Les pensions battent en retraite
Le Conseil d’Orientation des Retraites (COR) s’apprête à rendre avis préconisant un allongement supplémentaire de la durée de cotisation pour obtenir une pension à taux plein. Il ne s’agit pas, en réalité, pour cet organisme frileux et consensuel de jeter un pavé politique dans la mare aux sondages présidentiels quelques jours seulement après le report à 62 ans du départ officiel, mais d’appliquer « mathématiquement » une disposition de la loi Fillon de 2003 concernant l’indexation de la durée de cotisation sur la longueur de l’espérance de vie au delà de 60 ans (celle-ci ayant atteint 24,42 ans, soit près d'une année gagnée en quatre ans !).

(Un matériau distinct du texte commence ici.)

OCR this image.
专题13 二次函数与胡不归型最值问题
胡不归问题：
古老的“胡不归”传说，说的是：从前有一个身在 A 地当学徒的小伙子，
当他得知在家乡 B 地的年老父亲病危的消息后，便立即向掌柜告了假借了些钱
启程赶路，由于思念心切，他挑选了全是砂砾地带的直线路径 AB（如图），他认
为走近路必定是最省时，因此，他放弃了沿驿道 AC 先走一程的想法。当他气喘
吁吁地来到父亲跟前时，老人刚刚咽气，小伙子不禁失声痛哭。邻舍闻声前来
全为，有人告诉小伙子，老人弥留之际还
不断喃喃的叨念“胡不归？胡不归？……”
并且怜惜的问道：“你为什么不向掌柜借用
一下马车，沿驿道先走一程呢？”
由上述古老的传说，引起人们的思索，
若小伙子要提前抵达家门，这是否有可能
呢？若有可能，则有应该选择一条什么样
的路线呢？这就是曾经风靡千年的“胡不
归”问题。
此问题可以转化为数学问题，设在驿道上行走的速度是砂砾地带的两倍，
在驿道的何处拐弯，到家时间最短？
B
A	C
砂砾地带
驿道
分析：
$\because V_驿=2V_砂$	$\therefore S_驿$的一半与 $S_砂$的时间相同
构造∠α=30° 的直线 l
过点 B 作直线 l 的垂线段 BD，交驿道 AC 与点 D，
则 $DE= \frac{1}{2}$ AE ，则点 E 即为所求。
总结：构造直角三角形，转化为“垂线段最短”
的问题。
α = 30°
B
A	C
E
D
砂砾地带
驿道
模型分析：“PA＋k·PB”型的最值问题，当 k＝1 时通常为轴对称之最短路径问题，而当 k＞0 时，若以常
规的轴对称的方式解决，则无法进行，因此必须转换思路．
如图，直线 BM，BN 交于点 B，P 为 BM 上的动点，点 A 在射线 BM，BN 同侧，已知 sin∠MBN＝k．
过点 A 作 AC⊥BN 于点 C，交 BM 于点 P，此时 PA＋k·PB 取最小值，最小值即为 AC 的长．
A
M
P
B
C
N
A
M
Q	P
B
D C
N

Il est bien évident que ces « petites » mauvaises nouvelles successives ne constituent qu’un avant goût des grandes réformes radicales qui nous attendent d’ici à quelques années (3-5 ans), en attendant l’écroulement complet du système d’ici 7 à 10 ans. La cécité du public, aggravée par l’hypocrisie des politiques (électoralisme oblige !), dans ce domaine est comparable à celle qui prévaut pour les questions énergétiques. Dans les deux cas, la disette prochaine est calculable, donc prévisible, par un élève de CM2 capable d’obtenir la moyenne à un simple problème d’arithmétique.
Pour ce qui concerne les retraites, il devient à la longue véritablement harassant de rabâcher pour la Cent-Millième fois que l’allongement de la durée de la vie, doublée de l’accroissement démographique, doublée de l’augmentation du chômage et des prises en charges, doublée du ralentissement récent de la croissance, de sa stagnation actuelle et de sa négativité prochaine, débouchera inéluctablement sur une faillite annoncée du système par répartition.
La France d’en bas, en fait, n’en a cure et sa cécité se révèle finalement factice dans la mesure où elle a pris l’habitude de réclamer sans se préoccuper des calculs alambiqués de « ceux d’en haut ». Il serait d’ailleurs malvenu, de la part des politiques, de le lui reprocher puisque la base de leur stratégie (tous partis confondus) depuis 1945 vise à édifier un Etat-Providence qui s’occupe de tout, veille à tout et déresponsabilise totalement le citoyen de base. Dans ces conditions, il ne faut pas s’étonner que les réactions du bon peuple, déjà ou futur retraité, fasse fi des raisonnements comptables, des équations algébriques et des courbes géométriques des ministères. Alors que, par ailleurs, les profits financiers faramineux des sociétés capitalistes et les trains de vie ostensibles des politiciens jouisseurs éclaboussent sans vergogne les espaces étriqués où l’individu de base consomme son maigre pécule, il ne convient pas que les puissants du système opposent une mine contrite aux revendications de ceux qui les ont fait rois avec leur bulletin de vote.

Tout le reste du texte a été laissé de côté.